Loss decreases slowly with WeightedRandomSampler

KarthikR · April 12, 2020, 4:32pm

Hi,

I have an multi-label classification problem. There are 4 targets (500 observations each, for the first three labels and 50 observations for the fourth label). The loss function is cross entropy.

I use pretrained model (ResNet18) in Pytorch.

Case 1:
When I use train_test_split from sklearn (with stratify) and use it as usual (creating instance of Dataset class and then feeding to the DataLoader), my validation loss seems to reduce over epochs.

Case 2:
When I do train_test_split (with stratify) and use WeightedRandomSampler (to account for the imbalance), my validation loss reduces slowly (requiring more epochs) but never to the level seen in “Case 1”. There is lot of fluctuation in the loss too.

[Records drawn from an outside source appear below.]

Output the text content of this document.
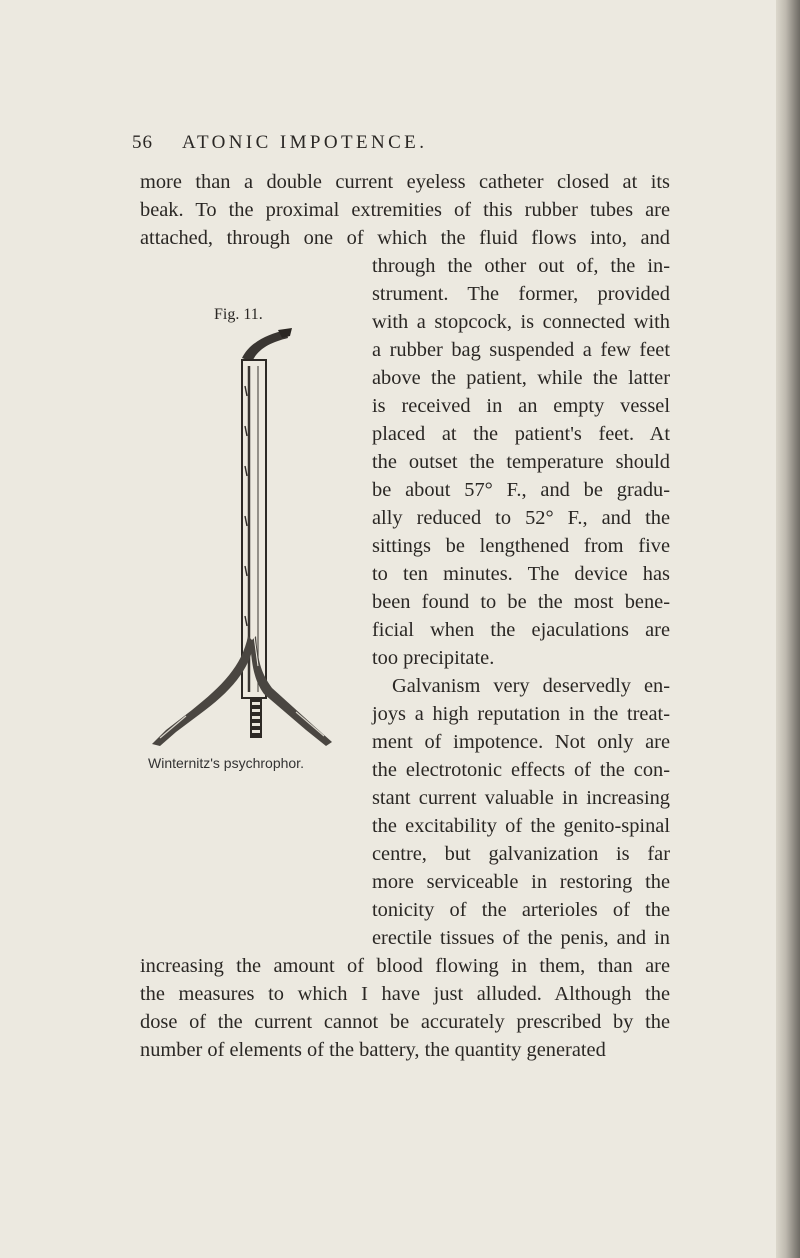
56 ATONIC IMPOTENCE.
more than a double current eyeless catheter closed at its
beak. To the proximal extremities of this rubber tubes are
attached, through one of which the fluid flows into, and
through the other out of, the in-
strument. The former, provided
with a stopcock, is connected with
a rubber bag suspended a few feet
above the patient, while the latter
is received in an empty vessel
placed at the patient's feet. At
the outset the temperature should
be about 57° F., and be gradu-
ally reduced to 52° F., and the
sittings be lengthened from five
to ten minutes. The device has
been found to be the most bene-
ficial when the ejaculations are
too precipitate.
Galvanism very deservedly en-
joys a high reputation in the treat-
ment of impotence. Not only are
the electrotonic effects of the con-
stant current valuable in increasing
the excitability of the genito-spinal
centre, but galvanization is far
more serviceable in restoring the
tonicity of the arterioles of the
erectile tissues of the penis, and in
increasing the amount of blood flowing in them, than are
the measures to which I have just alluded. Although the
dose of the current cannot be accurately prescribed by the
number of elements of the battery, the quantity generated
Fig. 11.
Winternitz's psychrophor.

I saw the code for WeightedRandomSampler in GitHub. Using the WeightedRandomSampler, my dataset now contains more observations of the minor class, which is what I want. My questions are:

Is “Case 2”, the expected behavior, when using the WeightedRandomSampler?
Any thoughts how I can reduce validation loss, when using the WeightedRandomSampler?

ptrblck · April 13, 2020, 2:58am

In your first case, the loss might decrease fast, if your model simply overfits the majority class(es), thus ignoring the minority class.
You could calculate the confusion matrix for both use cases and calculate the per-class accuracies to rate both approaches.
Note that a simple accuracy calculation might be misleading for an imbalanced use case as explained by the Accuracy Paradox.

KarthikR · April 13, 2020, 3:24am

Thank you, will explore.